America was founded with the clear vision that self-responsibility, independence, self-reliance were all strong positive vales and personal traits of a person with character. They're as American as apple pie. But as I have pointed out, they are being eroded. It will now require a national commitment to rescuing these endangered values. We need to take our case to the American people and seek legislation to require health insurers to include the right to self-responsibility based approaches to health and illness.
At first, I was going to propose that we need to drum up legislative support for NIH to spend 100 times more money (about a billion a year or three percent of the budget) on developing responsibility-based health approaches.
But after further thought, I believe we should be asking for an equal budget for responsibility and optimal fucntioning (the logical consequence for taking responsibility for achieving your potential) oriented science, research,, technology and service development. investing in the character of the American people, in bringing out our people's best will produce a return on investment in many ways-- new jobs, better performance at work, lessened crime, better school work, new industries. We can even develop a counterpart to the technology incubators for character, responsibility, compassion and optimal functioning service start-ups.
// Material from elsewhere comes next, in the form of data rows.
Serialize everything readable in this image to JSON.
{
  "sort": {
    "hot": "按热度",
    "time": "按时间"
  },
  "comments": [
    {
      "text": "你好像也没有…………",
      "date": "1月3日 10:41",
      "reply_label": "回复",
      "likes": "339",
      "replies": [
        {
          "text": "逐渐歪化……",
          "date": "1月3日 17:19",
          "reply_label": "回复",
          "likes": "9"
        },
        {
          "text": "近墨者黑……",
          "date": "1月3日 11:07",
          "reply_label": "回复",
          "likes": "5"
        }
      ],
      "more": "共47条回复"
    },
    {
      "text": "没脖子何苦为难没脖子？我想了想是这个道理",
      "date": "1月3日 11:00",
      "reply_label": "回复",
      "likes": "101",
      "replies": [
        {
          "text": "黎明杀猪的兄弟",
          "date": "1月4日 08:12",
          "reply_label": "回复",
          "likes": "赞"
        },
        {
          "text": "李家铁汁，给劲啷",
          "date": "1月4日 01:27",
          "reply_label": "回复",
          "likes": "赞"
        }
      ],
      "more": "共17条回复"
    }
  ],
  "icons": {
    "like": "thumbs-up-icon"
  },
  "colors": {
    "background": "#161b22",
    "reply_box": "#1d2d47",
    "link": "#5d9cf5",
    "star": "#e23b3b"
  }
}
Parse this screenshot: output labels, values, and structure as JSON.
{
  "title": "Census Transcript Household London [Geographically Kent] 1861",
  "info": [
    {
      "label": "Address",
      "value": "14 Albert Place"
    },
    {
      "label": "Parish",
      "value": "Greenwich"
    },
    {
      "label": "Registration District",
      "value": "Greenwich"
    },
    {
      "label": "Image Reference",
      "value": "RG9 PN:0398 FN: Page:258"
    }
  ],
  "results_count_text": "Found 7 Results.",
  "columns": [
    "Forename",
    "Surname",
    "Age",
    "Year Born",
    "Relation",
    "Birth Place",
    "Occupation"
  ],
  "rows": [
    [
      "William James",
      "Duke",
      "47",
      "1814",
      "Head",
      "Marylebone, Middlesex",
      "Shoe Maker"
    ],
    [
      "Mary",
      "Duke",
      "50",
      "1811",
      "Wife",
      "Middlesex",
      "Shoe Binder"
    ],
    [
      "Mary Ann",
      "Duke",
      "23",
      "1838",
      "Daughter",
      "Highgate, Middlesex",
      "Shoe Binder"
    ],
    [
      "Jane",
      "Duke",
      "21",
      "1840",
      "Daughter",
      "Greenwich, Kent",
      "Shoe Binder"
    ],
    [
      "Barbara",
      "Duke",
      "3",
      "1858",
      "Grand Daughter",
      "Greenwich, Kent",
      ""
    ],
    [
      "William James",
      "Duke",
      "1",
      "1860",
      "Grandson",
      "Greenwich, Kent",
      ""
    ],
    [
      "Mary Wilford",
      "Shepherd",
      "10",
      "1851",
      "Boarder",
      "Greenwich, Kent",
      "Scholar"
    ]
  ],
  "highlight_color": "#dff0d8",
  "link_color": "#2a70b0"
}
A few years ago, I commissioned a Zogby poll which asked questions about self responsibility in health care. The bi-partisan response supporting it was strong-- even stronger among conservatives than liberals-- an interesting lesson for the conservatives now opposing the reform of the health care system.
I believe that this kind of agenda could reverberate in the heartstrings of Americans from all walks of life at a bipartisan level of support. Framing the threat of the erosion of basic American values with the promise of answers to chronic illness, we offer something powerful, with a real chance of getting legislative and financial support. We need to, deserve to and should be proud of our work. We are doing the right thing and as Julie Gold, the writer of the song, FROM A DISTANCE, played on the air more than four million times, who still struggles to get her work accepted said,
"Realize you have the potential and power to touch and affect millions of people. Remember above all, if you believe you are right, then you are and your critics are wrong."
Now, if you find yourself nodding your head in agreement, here are a few steps you can take. First, make a clear decision and commitment within yourself, that you are a part of this movement, that you are proud of the vision you hold and the path you are on. You don't need to apologize to anyone. You can decide to take action. What action can you take?
-You can educate the professionals around you. Don't worry about the anals who religiously demand double
blind studies, the negatives, the fundamentalists. Expect that 25%-30% of the people on this planet are afraid of change or have vested interests in keeping things the way they are. The rest of the people either don't care or will be happy to hear your message. And since, as we know from the 80-20 rule, only about five to twenty percent of the population really makes anything happen, you just need to connect with those people.
-Allow yourself to make a good living but also do service-- pro-bono work with people who can't afford the fees you must charge because insurance doesn't reimburse. The good you do will come back to you manyfold.
-Get involved with advocacy plans-- legislative, PR, insurance with your professional organizations.
-get involved in building a model, a vision, a plan for a new approach.
- Get your clients to become aware of the issues. Teach them to think about health responsibility and to see
what insurance and managed care is doing. They are the choir. They are ready to hear it. This is how we
get a grassroots support network going.
-contact your legislators. Call their offices and tell them you want health, not illness care and that you want a system that expects patients to take responsibility for their health.